For equities, Publica maintains a strategic hedge ratio of 60%, except for the US dollar.

Patrick Uelfeti at Publica

“We are contemplating a small increase in the hedge ratio to take the large exposure our portfolio has to the US dollar into account. We continue to leave emerging market currency exposure unhedged,” Uelfeti said.

Key drivers of hedge ratios include hedging costs, carry and base effects, as well as structural changes in volatility and correlations between currencies and underlying asset classes. Publica avoids tactical currency positioning.

“Moreover, we also take the remaining unhedged foreign currency exposures into consideration,” Uelfeti added.

Migros Pensionskasse (MPK), with CHF29.5bn in assets, has a lower exposure to foreign exchange risk than the Swiss average, which supported returns for a Swiss franc-based investor last year.

A strategic gold allocation of around 3% and a higher hedging ratio contributed to a 6.5% return in 2025.

MPK hedges foreign currency exposure in equities at around 50%. In other asset classes – including bonds, international real estate and infrastructure – currency risks are hedged up to 100%, said chief executive officer Christoph Ryter.

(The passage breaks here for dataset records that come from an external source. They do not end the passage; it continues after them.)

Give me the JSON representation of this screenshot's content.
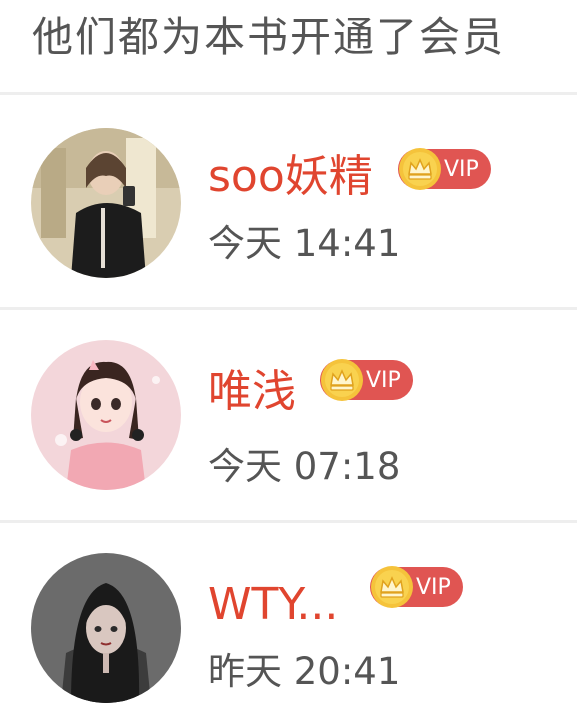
{
  "header": {
    "title": "他们都为本书开通了会员"
  },
  "members": [
    {
      "name": "soo妖精",
      "badge": "VIP",
      "time": "今天 14:41",
      "avatar": "photo-avatar"
    },
    {
      "name": "唯浅",
      "badge": "VIP",
      "time": "今天 07:18",
      "avatar": "anime-girl-pink-avatar"
    },
    {
      "name": "WTY...",
      "badge": "VIP",
      "time": "昨天 20:41",
      "avatar": "anime-girl-dark-avatar"
    }
  ],
  "colors": {
    "name": "#e0452f",
    "vip_pill": "#e05552",
    "vip_coin": "#f5c33b",
    "time": "#555555",
    "divider": "#eeeeee"
  }
}
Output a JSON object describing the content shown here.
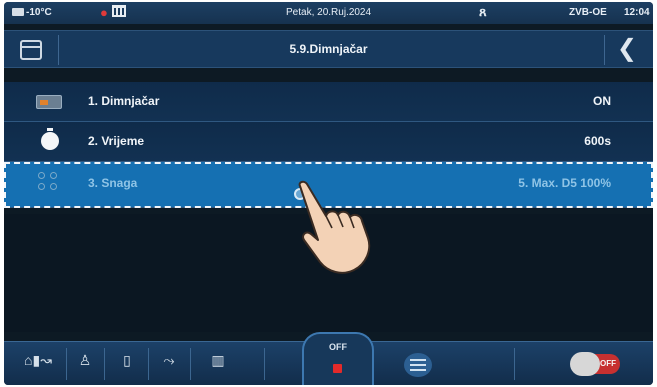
{
  "status": {
    "temperature": "-10°C",
    "date": "Petak, 20.Ruj.2024",
    "device": "ZVB-OE",
    "time": "12:04"
  },
  "titlebar": {
    "title": "5.9.Dimnjačar",
    "back_glyph": "❮"
  },
  "rows": [
    {
      "label": "1.  Dimnjačar",
      "value": "ON",
      "icon": "chimney-card-icon"
    },
    {
      "label": "2.  Vrijeme",
      "value": "600s",
      "icon": "timer-icon"
    },
    {
      "label": "3.  Snaga",
      "value": "5. Max. D5 100%",
      "icon": "power-levels-icon"
    }
  ],
  "bottom": {
    "off_label": "OFF",
    "toggle_label": "OFF"
  }
}
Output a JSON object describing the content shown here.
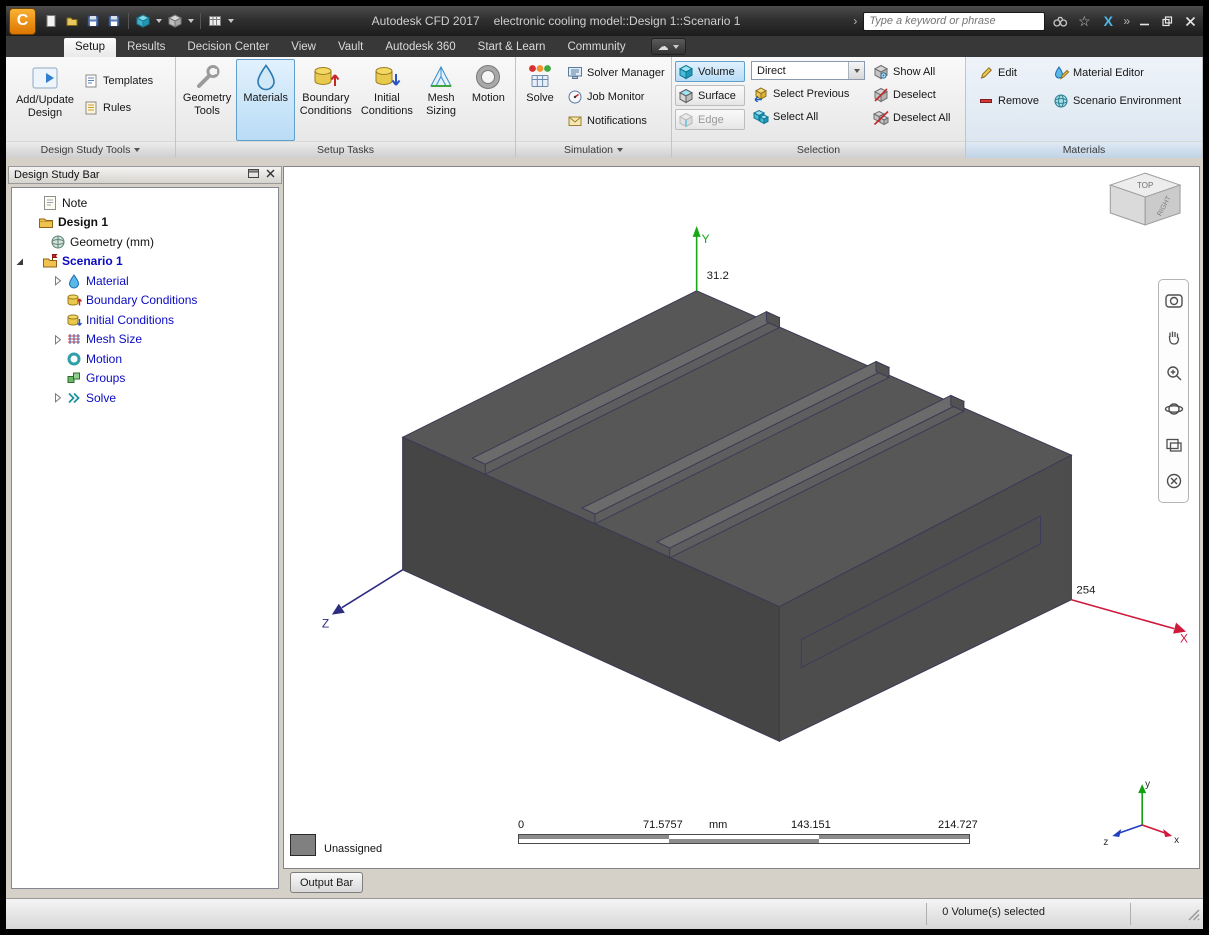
{
  "icons": {
    "logo": "C",
    "nav_expand": "›",
    "star": "☆",
    "exchange": "X",
    "overflow": "»",
    "cloud": "☁"
  },
  "titlebar": {
    "app_title": "Autodesk CFD 2017",
    "doc_title": "electronic cooling model::Design 1::Scenario 1",
    "search_placeholder": "Type a keyword or phrase"
  },
  "menubar": {
    "tabs": [
      {
        "label": "Setup"
      },
      {
        "label": "Results"
      },
      {
        "label": "Decision Center"
      },
      {
        "label": "View"
      },
      {
        "label": "Vault"
      },
      {
        "label": "Autodesk 360"
      },
      {
        "label": "Start & Learn"
      },
      {
        "label": "Community"
      }
    ],
    "active_tab": "Setup"
  },
  "ribbon": {
    "design_study_tools": {
      "label": "Design Study Tools",
      "add_update_design": "Add/Update Design",
      "templates": "Templates",
      "rules": "Rules"
    },
    "setup_tasks": {
      "label": "Setup Tasks",
      "geometry_tools": "Geometry Tools",
      "materials": "Materials",
      "boundary_conditions": "Boundary Conditions",
      "initial_conditions": "Initial Conditions",
      "mesh_sizing": "Mesh Sizing",
      "motion": "Motion"
    },
    "simulation": {
      "label": "Simulation",
      "solve": "Solve",
      "solver_manager": "Solver Manager",
      "job_monitor": "Job Monitor",
      "notifications": "Notifications"
    },
    "selection": {
      "label": "Selection",
      "volume": "Volume",
      "surface": "Surface",
      "edge": "Edge",
      "filter_value": "Direct",
      "select_previous": "Select Previous",
      "select_all": "Select All",
      "show_all": "Show All",
      "deselect": "Deselect",
      "deselect_all": "Deselect All"
    },
    "materials": {
      "label": "Materials",
      "edit": "Edit",
      "remove": "Remove",
      "material_editor": "Material Editor",
      "scenario_environment": "Scenario Environment"
    }
  },
  "design_study_bar": {
    "title": "Design Study Bar",
    "tree": [
      {
        "label": "Note"
      },
      {
        "label": "Design 1"
      },
      {
        "label": "Geometry (mm)"
      },
      {
        "label": "Scenario 1"
      },
      {
        "label": "Material"
      },
      {
        "label": "Boundary Conditions"
      },
      {
        "label": "Initial Conditions"
      },
      {
        "label": "Mesh Size"
      },
      {
        "label": "Motion"
      },
      {
        "label": "Groups"
      },
      {
        "label": "Solve"
      }
    ]
  },
  "viewport": {
    "y_dim": "31.2",
    "x_dim": "254",
    "axis": {
      "x": "X",
      "y": "Y",
      "z": "Z"
    },
    "triad": {
      "x": "x",
      "y": "y",
      "z": "z"
    },
    "viewcube": {
      "top": "TOP",
      "right": "RIGHT"
    },
    "scale_bar": {
      "ticks": [
        "0",
        "71.5757",
        "143.151",
        "214.727"
      ],
      "unit": "mm"
    },
    "legend": {
      "label": "Unassigned",
      "swatch_color": "#808080"
    },
    "model_color": "#575757"
  },
  "output_bar_label": "Output Bar",
  "status_bar": {
    "selection_status": "0 Volume(s) selected"
  }
}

Christoph Ryter at Migros Pensionskasse

“Gold is an exception and is technically classified as a foreign currency risk. However, we have decided that the gold-Swiss franc exchange rate is relevant for us, and we don’t hedge against it,” he added.

An increase in equity allocation by 2 percentage points and gold by 1 percentage point led to a rise in open foreign currency exposure to 15.9% at the end of 2025, from 14.5% a year earlier, Ryter said.

Foreign currency exposure falls to around 12.5% when excluding gold.

Long-term approach to FX risk

St Gallen Pensionskasse (SGPK) said its foreign currency hedging strategy is primarily risk-driven and not based on market expectations.

Adjustments are made in response to structural changes, such as shifts in strategic asset allocation, risk budget adjustments, regulatory developments and asset-liability management considerations.

The scheme aims to systematically reduce currency risk and smooth overall portfolio volatility.

Partial hedging of equities – for example 50% – reflects the long-term diversification benefits of foreign currencies, while bonds are consistently hedged as currency risk is not compensated.

Short-term factors such as hedging costs, currency fluctuations or movements in individual currencies like the US dollar do not typically trigger tactical adjustments.

“Fine-tuning may be made if the structural framework changes significantly, but not due to short-term market developments,” SGPK said.